The list began with the Duke of Beaufort followed by the Earl of Berkeley, Lord Botetourt, Lord Clare, Lord Apsley, Lord de Clifford, Lord Sheffield and Lord Charles Henry Somerset and continued with an astounding list of county society, together with Members of Parliament and other resident celebrities.
It was regarded as an unforgivable sin to fail to serve as President once a promise had been given. Lord Botetourt was serving as colonial Governor of Virginia when his turn came and as a result, he was obliged to send his apologies from the Governors’ Palace, assuring the membership that he would hold office as soon as his posting in America came to an end. Unfortunately, his death at an early age intervened.
Details of the annual feast at this time are sketchy, though an undated note is pasted into the Minute Book, which reads: “Each Table to consist of: 2 haunches of Venison, 2 neck of ditto to be served by the President. 2 Partridges, 2 Hams, 12 Fowels (6 roast & 6 boil). 4 Turkeys & Onion Sauce, 4 Chines, 2 Rump Beef, 4 Dishes of Plumb Puddings, Greens, Potatoes, kidney beans, Carrotts &c. Mellons, Peaches, Neckterenes, Pear,
Plumbs & Filberts: Four Crown Bowls of Punch to each Table & 14 Doz of Wine & also Table Beer, Cyder &c. If more than the above Quantity of Wine or Punch shod be wanted the same to be paid for.”
“Boys with Staves” and “Musicians” are also referred to on slips of paper that record the processions from church to feast, but no record was kept of any entertainment that may have taken place during these great county celebrations.
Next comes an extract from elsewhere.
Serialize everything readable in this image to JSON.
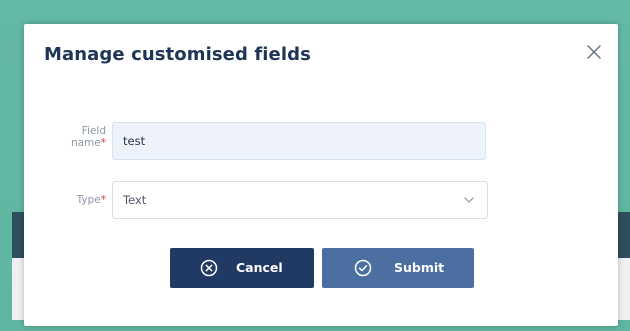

Two 18th century broadsheets survive however, one printed in Bristol in 1771 and one in London in 1796, containing the words of a song written in broad Gloucestershire dialect and named George Ridler’s Oven.
This, according to the London version, is “a right famous old Gloucestershire ballad, corrected according to fragments of a Manuscript found in the Speech House in the Forest of Dean several Centuries ago, and now revived, to be sung at the Anniversary and Monthly Meetings of the Gloucestershire Society … ”
Gloucestershire, perhaps alone among English counties, can claim an ancient and indisputably worthwhile charity, which has the structure and colourful traditions of a London Livery Company and which its natives and residents (both men and women) can become part of, simply by making a donation.
The modern presidents are most carefully chosen, so that the annual service moves throughout the county, from north to south, east to west, and gives its generous membership the opportunity to enjoy annual meetings in different parts of the county year by year.
In 2011, for example, the service was held in the cathedrallike church at Chipping Camden and in 2012 the society met in the Berkeley Vale, the service being held in the tiny church at Hill, beside the then President’s house, Hill Court. This year the sermon will be preached on Sunday September 25 in St Mary’s Church, Beverston, near Tetbury, followed by the feast held in Chavenage House, near the home of the current President, Alick Campbell of Lochnell, and as usual George Ridler’s Oven will be sung in dialect with great gusto by rural folk song expert Jeremy Watkins.
Few charities can claim 365 years of such practical experience, enlivened by 365 years of feasting and colourful tradition.